John Tanner

Profile
- Position: Wingback

Personal information
- Born: December 3, 1897 Owensboro, Kentucky, U.S.
- Died: December 23, 1976 (aged 79) Owensboro, Kentucky, U.S.
- Listed height: 5 ft 5 in (1.65 m)
- Listed weight: 165 lb (75 kg)

Career information
- College: Centre

Career history
- Toledo Maroons (1922); Cleveland Indians (1923); Cleveland Bulldogs (1924);
- Stats at Pro Football Reference

= John Tanner (American football, born 1897) =

American football player (1897–1976)

John Portor "Hump" Tanner (December 3, 1897 - December 23, 1976) was an American professional football player in the early National Football League (NFL) with the Toledo Maroons, Cleveland Indians and Cleveland Bulldogs.

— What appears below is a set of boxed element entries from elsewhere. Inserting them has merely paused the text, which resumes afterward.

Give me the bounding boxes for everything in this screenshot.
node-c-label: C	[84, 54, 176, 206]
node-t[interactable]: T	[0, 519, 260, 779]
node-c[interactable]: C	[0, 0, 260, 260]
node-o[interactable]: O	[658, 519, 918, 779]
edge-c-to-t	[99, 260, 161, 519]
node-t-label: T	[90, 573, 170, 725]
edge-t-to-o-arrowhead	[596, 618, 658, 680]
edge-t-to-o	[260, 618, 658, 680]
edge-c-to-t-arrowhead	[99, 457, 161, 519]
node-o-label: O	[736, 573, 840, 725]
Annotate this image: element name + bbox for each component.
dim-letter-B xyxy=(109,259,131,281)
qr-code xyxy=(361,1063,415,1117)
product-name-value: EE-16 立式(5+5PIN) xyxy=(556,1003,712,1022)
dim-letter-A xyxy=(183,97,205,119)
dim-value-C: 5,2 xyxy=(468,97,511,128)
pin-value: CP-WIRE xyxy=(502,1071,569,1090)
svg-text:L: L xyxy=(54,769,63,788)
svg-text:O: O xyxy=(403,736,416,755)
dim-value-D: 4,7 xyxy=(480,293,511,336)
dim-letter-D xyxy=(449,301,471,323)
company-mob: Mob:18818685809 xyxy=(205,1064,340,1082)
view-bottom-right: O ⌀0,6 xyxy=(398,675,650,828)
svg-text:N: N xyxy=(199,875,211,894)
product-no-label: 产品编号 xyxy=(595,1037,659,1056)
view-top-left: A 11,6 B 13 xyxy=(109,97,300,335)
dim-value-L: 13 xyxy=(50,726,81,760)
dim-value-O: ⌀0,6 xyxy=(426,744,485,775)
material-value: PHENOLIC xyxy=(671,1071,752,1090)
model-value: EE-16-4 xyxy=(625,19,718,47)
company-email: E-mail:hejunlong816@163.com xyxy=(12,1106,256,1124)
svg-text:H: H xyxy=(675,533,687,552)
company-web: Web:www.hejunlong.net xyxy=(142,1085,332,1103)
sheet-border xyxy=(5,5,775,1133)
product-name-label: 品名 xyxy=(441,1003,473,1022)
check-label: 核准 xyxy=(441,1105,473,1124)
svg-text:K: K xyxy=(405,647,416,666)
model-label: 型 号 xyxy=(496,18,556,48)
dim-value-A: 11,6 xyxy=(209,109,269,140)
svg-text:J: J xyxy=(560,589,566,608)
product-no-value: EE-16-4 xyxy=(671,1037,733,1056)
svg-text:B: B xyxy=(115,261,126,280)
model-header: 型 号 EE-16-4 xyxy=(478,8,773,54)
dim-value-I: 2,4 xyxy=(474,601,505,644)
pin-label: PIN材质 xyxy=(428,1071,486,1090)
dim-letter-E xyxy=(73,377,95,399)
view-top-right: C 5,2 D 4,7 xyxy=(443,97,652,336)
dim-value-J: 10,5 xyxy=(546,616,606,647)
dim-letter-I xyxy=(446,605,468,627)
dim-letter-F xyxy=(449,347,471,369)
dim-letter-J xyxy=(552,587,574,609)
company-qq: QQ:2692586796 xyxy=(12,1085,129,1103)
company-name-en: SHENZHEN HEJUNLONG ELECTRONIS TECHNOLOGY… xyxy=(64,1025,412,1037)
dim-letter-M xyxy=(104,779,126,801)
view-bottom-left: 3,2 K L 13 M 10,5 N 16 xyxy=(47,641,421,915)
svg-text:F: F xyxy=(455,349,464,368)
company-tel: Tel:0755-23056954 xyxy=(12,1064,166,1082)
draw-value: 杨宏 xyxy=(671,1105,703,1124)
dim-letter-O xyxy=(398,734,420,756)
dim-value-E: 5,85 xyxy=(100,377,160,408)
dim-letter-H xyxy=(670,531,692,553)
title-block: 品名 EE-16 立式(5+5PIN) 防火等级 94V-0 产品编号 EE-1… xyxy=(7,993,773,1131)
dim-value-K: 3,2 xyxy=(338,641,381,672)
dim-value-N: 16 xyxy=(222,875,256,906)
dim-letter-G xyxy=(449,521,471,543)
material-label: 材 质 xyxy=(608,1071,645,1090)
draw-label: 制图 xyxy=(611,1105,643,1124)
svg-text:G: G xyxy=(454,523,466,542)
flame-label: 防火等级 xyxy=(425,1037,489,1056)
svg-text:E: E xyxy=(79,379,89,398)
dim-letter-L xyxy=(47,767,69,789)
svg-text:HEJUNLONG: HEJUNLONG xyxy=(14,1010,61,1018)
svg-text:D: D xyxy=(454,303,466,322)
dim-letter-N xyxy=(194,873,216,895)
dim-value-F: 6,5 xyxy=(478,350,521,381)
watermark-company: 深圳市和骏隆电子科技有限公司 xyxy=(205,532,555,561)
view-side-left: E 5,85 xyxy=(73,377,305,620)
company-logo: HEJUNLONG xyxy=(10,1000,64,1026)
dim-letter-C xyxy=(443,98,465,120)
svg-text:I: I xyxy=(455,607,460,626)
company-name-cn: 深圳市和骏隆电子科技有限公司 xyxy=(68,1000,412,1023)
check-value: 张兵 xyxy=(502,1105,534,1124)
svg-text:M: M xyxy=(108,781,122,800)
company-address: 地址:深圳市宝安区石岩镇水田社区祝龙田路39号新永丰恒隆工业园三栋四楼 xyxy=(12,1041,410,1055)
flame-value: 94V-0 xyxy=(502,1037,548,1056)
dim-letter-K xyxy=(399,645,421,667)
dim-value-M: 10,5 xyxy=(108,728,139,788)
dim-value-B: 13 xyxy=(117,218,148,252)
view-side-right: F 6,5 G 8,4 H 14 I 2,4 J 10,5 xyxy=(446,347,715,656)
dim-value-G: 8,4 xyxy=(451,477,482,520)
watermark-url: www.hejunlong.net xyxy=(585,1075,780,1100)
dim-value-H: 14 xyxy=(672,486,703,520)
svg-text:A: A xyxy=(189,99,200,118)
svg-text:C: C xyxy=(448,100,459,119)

He began his football playing at Owensboro High School. He then played at the college level for Centre College.

He played for the Praying Colonels in the infamous 1921 Centre vs. Harvard football game. The Colonels (under coach Charley Moran) shocked Harvard University and became the first school ever from outside the East to beat one of the Ivy League's "Big Three" of Harvard, Yale, and Princeton.

Tanner was a teammate as well as close friend of Jim Thorpe, who was considered the greatest athlete of his era.